Detritus is nearly benign once it even touches the top of the sand, but is quickly rendered completely benign by the microfauna and bacteria in the surface layers. They were wrong about this in the early days and has since changed with more studies that have come out. The issue with stirring up the sand is that you flip flop the oxic and anoix areas and also can bury creatures that live in the oxic zone and expose creatures that live in the anoxic causing die off. The detritus stir up is unfortunate and messy, but it has nothing organic to contribute to creating nitrate. The ecosystem disturbance is the issue - both the die off and the lower processing ability. Let's assume that you did disturb the ecosystem and it was no longer functioning at 100%... "normal" nitrate would not be able to be processed and would rise, right? This happens to many people, but the sand bed did not "release" any nitrate, it just was unable to do the job that it was once doing. The oxic and anoxic areas repopulate and this usually sorts it's self out, but it takes some time.
The people who use shallow sand beds keep the stirred up so that the anoix areas can never develop. This does not cause any issues since no ecosystem was disturbed.
The idea of detritus releasing nitrates is one of the things that dates the WWM FAQ a bit... yes, the nitrates will creep up, but not from the detritus, as explained above. Also, you will read them mention that nitrate (or phosphate) will go to "zero" - this is not completely true as we are able to measure today. You have to remember that when WWM was in the prime, test kits were horrible and most test kits showed nitrate under 2 as zero - or "clear." What they mean when they say "zero" is that they are undetectable on a test kit. Most nitrate test kits are no better today, but we do have better phosphate test kits and also IC.
Even with all of these issue, WWM is still THE BEST resource for reefing knowledge that is out there. It is free of advertiser self-serving "studies," fanboydom or any kind of bias. These were just guys who knew their stuff and wanted to help. Also, if they ever found out that they were not correct, they were not too proud to correct themselves.

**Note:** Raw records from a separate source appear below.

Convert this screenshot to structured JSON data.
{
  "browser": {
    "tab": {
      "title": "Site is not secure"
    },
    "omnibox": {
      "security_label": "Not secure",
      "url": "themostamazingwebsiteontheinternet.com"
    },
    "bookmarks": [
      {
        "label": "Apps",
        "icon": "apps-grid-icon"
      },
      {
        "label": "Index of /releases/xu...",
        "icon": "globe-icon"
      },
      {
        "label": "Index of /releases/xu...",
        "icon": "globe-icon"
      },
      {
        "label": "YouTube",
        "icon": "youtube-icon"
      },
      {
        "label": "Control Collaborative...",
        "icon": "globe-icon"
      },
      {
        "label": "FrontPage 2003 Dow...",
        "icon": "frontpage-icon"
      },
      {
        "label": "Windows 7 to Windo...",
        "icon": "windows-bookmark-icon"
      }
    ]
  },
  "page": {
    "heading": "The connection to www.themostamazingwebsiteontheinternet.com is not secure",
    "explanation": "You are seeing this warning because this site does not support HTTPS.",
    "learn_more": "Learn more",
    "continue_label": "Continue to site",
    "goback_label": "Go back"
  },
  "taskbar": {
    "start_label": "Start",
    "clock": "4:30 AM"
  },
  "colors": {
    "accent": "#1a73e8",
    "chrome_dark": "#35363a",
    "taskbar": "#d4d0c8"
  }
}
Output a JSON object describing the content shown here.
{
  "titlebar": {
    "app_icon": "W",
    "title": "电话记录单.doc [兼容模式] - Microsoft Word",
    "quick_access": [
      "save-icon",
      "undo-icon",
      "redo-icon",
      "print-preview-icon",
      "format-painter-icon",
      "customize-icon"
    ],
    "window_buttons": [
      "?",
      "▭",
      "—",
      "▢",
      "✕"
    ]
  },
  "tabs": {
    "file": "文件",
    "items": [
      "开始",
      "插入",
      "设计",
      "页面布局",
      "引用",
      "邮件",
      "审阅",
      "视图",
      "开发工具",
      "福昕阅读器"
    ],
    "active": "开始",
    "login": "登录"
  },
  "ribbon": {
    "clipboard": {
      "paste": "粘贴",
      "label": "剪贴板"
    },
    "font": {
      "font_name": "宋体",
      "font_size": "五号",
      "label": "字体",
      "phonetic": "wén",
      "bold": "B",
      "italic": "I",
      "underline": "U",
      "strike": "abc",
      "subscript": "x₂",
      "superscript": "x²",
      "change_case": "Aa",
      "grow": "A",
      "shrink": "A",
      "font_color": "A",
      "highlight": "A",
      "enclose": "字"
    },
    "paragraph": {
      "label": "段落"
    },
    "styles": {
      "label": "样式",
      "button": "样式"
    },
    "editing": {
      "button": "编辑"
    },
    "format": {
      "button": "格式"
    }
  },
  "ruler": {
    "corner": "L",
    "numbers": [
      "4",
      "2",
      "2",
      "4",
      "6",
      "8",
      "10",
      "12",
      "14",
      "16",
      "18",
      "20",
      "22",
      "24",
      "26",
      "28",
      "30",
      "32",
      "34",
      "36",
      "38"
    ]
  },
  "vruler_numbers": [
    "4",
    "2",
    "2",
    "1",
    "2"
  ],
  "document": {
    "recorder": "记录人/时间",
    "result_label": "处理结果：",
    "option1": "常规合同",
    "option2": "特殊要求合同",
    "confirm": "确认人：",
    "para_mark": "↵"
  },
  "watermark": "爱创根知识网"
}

**Tangent, a bit... people did start to realize that detritus would "gum up the works" and not allow good areas of fauna and bacterial development when the benign detritus built up too much. This led to folks starting to vacuum some of their sand after 4-5 years. They went slow, like 15-20% every six months. You sometimes even have to add new sand as the lower pH in the sandbed can melt some. Not everybody did this, but it did not hurt anything as long as not too much was done at once. I vacuum about 25% of my sand a year now that my tanks are quite old. It is fun to see the conchs, cucumbers and worms flock to the freshly vacuumed area to see what I disturbed that are now able to reach.